Others in the dairy industry weren't happy about competition from a dairyman who was operating free of government micromanagement. In 2006, their lobbying led Congress to pass a law that targeted just Hettinga's operations, and forced him to comply with the minimum price requirement.
Hettinga fought back. He filed a federal lawsuit, contending that Congress had violated his constitutional rights by singling him out for disfavored treatment and infringing on his right to earn a living.
But before he could even present evidence that the law was unfairly designed to target him, the trial court dismissed his complaint. Disturbingly, the judge did so simply because the government asserted -- merely asserted -- that the law was "rational."
To be sure, suing over an economic regulation is an uphill battle, because Supreme Court precedents have said that business regulations are subject to a lenient standard of review by the courts, called the "rational basis" test. Challengers are required to prove that the law is "unreasonable." That's not an easy thing to do -- but it's not impossible, if the regulation were clearly enacted to serve some special interest's self-motivated purposes, instead of the public interest.
But the judge in Hettinga's case went even further. He ruled that when the government says its laws are reasonable, even without any proof, a case should be thrown out without allowing the plaintiff any chance to gather evidence or testimony. Unfortunately, a federal court of appeals agreed, holding, in effect, that courts can reject any challenge to economic regulations when government lawyers say, "Trust us, the law is reasonable."
This ruling expanded and transformed the already lenient "rational basis" test into a set of magic words that government can use to make virtually any lawsuit go away.
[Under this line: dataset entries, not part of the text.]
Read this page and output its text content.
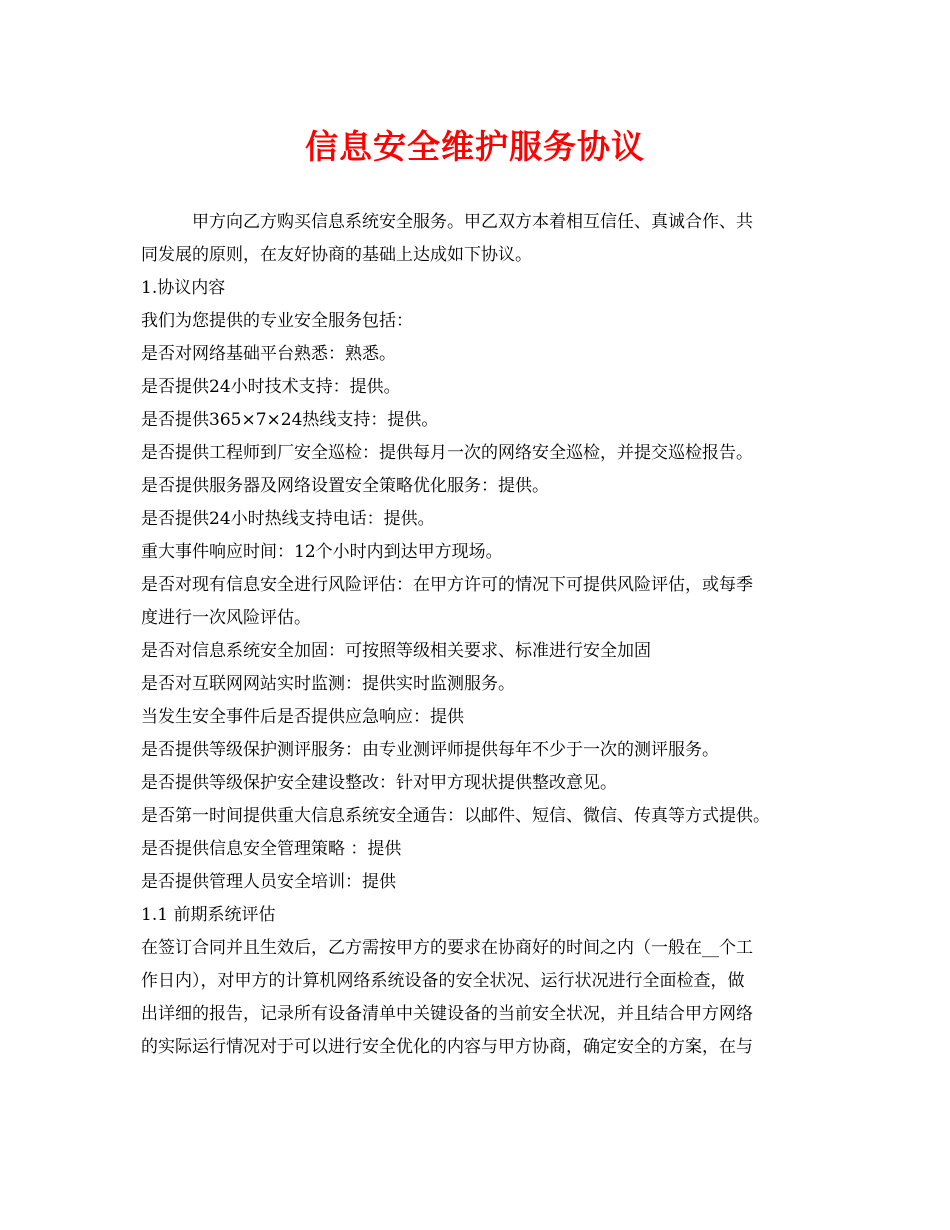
信息安全维护服务协议

　　　甲方向乙方购买信息系统安全服务。甲乙双方本着相互信任、真诚合作、共

同发展的原则，在友好协商的基础上达成如下协议。

1.协议内容

我们为您提供的专业安全服务包括：

是否对网络基础平台熟悉：熟悉。

是否提供24小时技术支持：提供。

是否提供365×7×24热线支持：提供。

是否提供工程师到厂安全巡检：提供每月一次的网络安全巡检，并提交巡检报告。

是否提供服务器及网络设置安全策略优化服务：提供。

是否提供24小时热线支持电话：提供。

重大事件响应时间：12个小时内到达甲方现场。

是否对现有信息安全进行风险评估：在甲方许可的情况下可提供风险评估，或每季

度进行一次风险评估。

是否对信息系统安全加固：可按照等级相关要求、标准进行安全加固

是否对互联网网站实时监测：提供实时监测服务。

当发生安全事件后是否提供应急响应：提供

是否提供等级保护测评服务：由专业测评师提供每年不少于一次的测评服务。

是否提供等级保护安全建设整改：针对甲方现状提供整改意见。

是否第一时间提供重大信息系统安全通告：以邮件、短信、微信、传真等方式提供。

是否提供信息安全管理策略 ：提供

是否提供管理人员安全培训：提供

1.1 前期系统评估

在签订合同并且生效后，乙方需按甲方的要求在协商好的时间之内（一般在__个工

作日内），对甲方的计算机网络系统设备的安全状况、运行状况进行全面检查，做

出详细的报告，记录所有设备清单中关键设备的当前安全状况，并且结合甲方网络

的实际运行情况对于可以进行安全优化的内容与甲方协商，确定安全的方案，在与
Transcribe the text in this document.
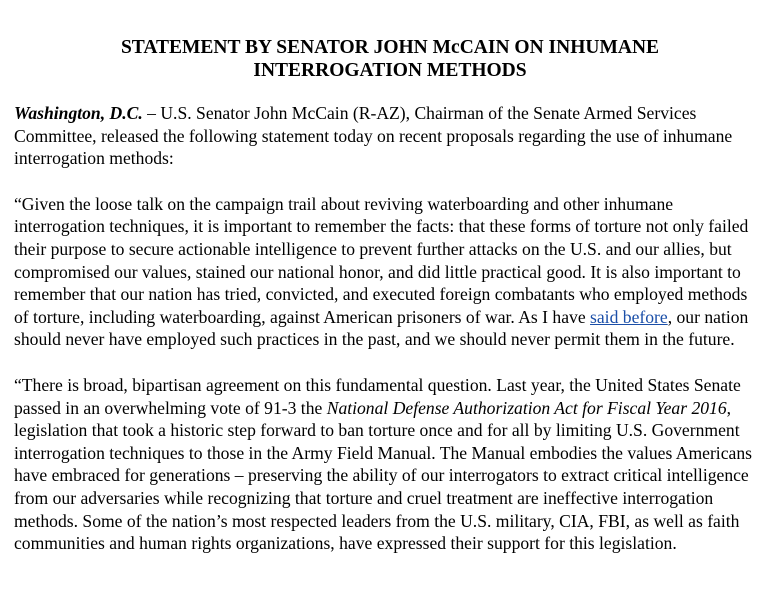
STATEMENT BY SENATOR JOHN McCAIN ON INHUMANE
INTERROGATION METHODS

Washington, D.C. – U.S. Senator John McCain (R-AZ), Chairman of the Senate Armed Services Committee, released the following statement today on recent proposals regarding the use of inhumane interrogation methods:

“Given the loose talk on the campaign trail about reviving waterboarding and other inhumane interrogation techniques, it is important to remember the facts: that these forms of torture not only failed their purpose to secure actionable intelligence to prevent further attacks on the U.S. and our allies, but compromised our values, stained our national honor, and did little practical good. It is also important to remember that our nation has tried, convicted, and executed foreign combatants who employed methods of torture, including waterboarding, against American prisoners of war. As I have said before, our nation should never have employed such practices in the past, and we should never permit them in the future.

“There is broad, bipartisan agreement on this fundamental question. Last year, the United States Senate passed in an overwhelming vote of 91-3 the National Defense Authorization Act for Fiscal Year 2016, legislation that took a historic step forward to ban torture once and for all by limiting U.S. Government interrogation techniques to those in the Army Field Manual. The Manual embodies the values Americans have embraced for generations – preserving the ability of our interrogators to extract critical intelligence from our adversaries while recognizing that torture and cruel treatment are ineffective interrogation methods. Some of the nation’s most respected leaders from the U.S. military, CIA, FBI, as well as faith communities and human rights organizations, have expressed their support for this legislation.
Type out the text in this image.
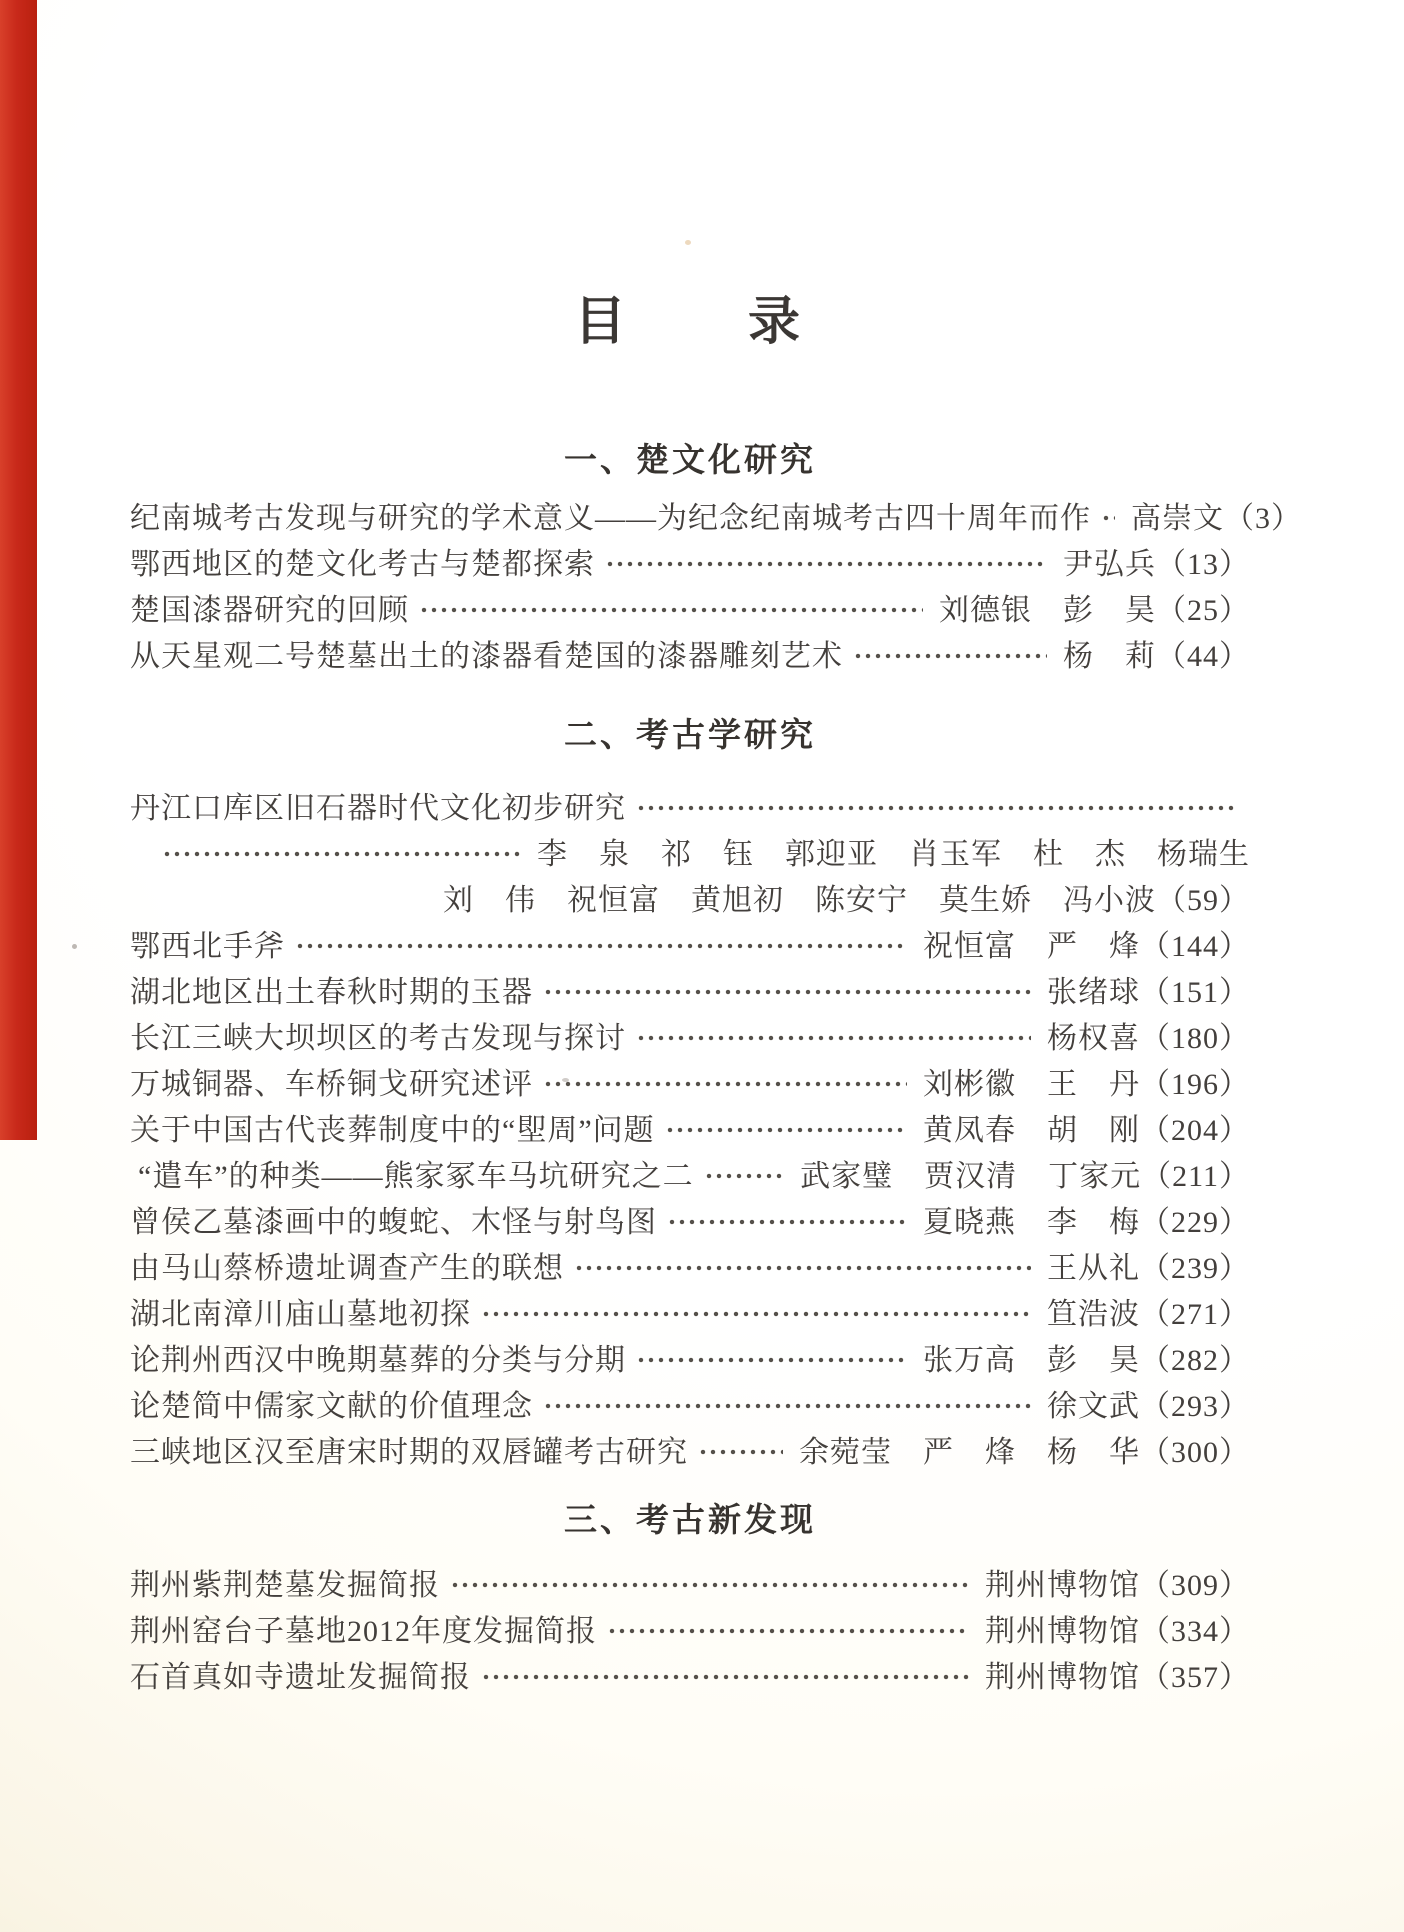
目　　录
一、楚文化研究
纪南城考古发现与研究的学术意义——为纪念纪南城考古四十周年而作 高崇文（3）
鄂西地区的楚文化考古与楚都探索	尹弘兵（13）
楚国漆器研究的回顾	刘德银　彭　昊（25）
从天星观二号楚墓出土的漆器看楚国的漆器雕刻艺术	杨　莉（44）
二、考古学研究
丹江口库区旧石器时代文化初步研究
李　泉　祁　钰　郭迎亚　肖玉军　杜　杰　杨瑞生
刘　伟　祝恒富　黄旭初　陈安宁　莫生娇　冯小波（59）
鄂西北手斧	祝恒富　严　烽（144）
湖北地区出土春秋时期的玉器	张绪球（151）
长江三峡大坝坝区的考古发现与探讨	杨权喜（180）
万城铜器、车桥铜戈研究述评	刘彬徽　王　丹（196）
关于中国古代丧葬制度中的“堲周”问题	黄凤春　胡　刚（204）
“遣车”的种类——熊家冢车马坑研究之二	武家璧　贾汉清　丁家元（211）
曾侯乙墓漆画中的蝮蛇、木怪与射鸟图	夏晓燕　李　梅（229）
由马山蔡桥遗址调查产生的联想	王从礼（239）
湖北南漳川庙山墓地初探	笪浩波（271）
论荆州西汉中晚期墓葬的分类与分期	张万高　彭　昊（282）
论楚简中儒家文献的价值理念	徐文武（293）
三峡地区汉至唐宋时期的双唇罐考古研究	余菀莹　严　烽　杨　华（300）
三、考古新发现
荆州紫荆楚墓发掘简报	荆州博物馆（309）
荆州窑台子墓地2012年度发掘简报	荆州博物馆（334）
石首真如寺遗址发掘简报	荆州博物馆（357）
Now Hettinga is asking the U.S. Supreme Court to take the case, arguing that the "rational basis" test must be more than a rubber stamp of government actions, and that he should at least have an opportunity to introduce to the courts some evidence against the price-fixing statute.
Hein Hettinga's case is about far more than the regulation of dairies. It's about the right to a fair hearing before the judiciary. If the government can checkmate a challenger simply by asserting that the targeted law is reasonable, without having to back up that claim with proof, then it will be practically impossible for entrepreneurs, property owners, employees, or consumers, to defend their constitutional rights against regulatory edicts.
Timothy Sandefur is a principal attorney with Pacific Legal Foundation and represents Hein Hettinga.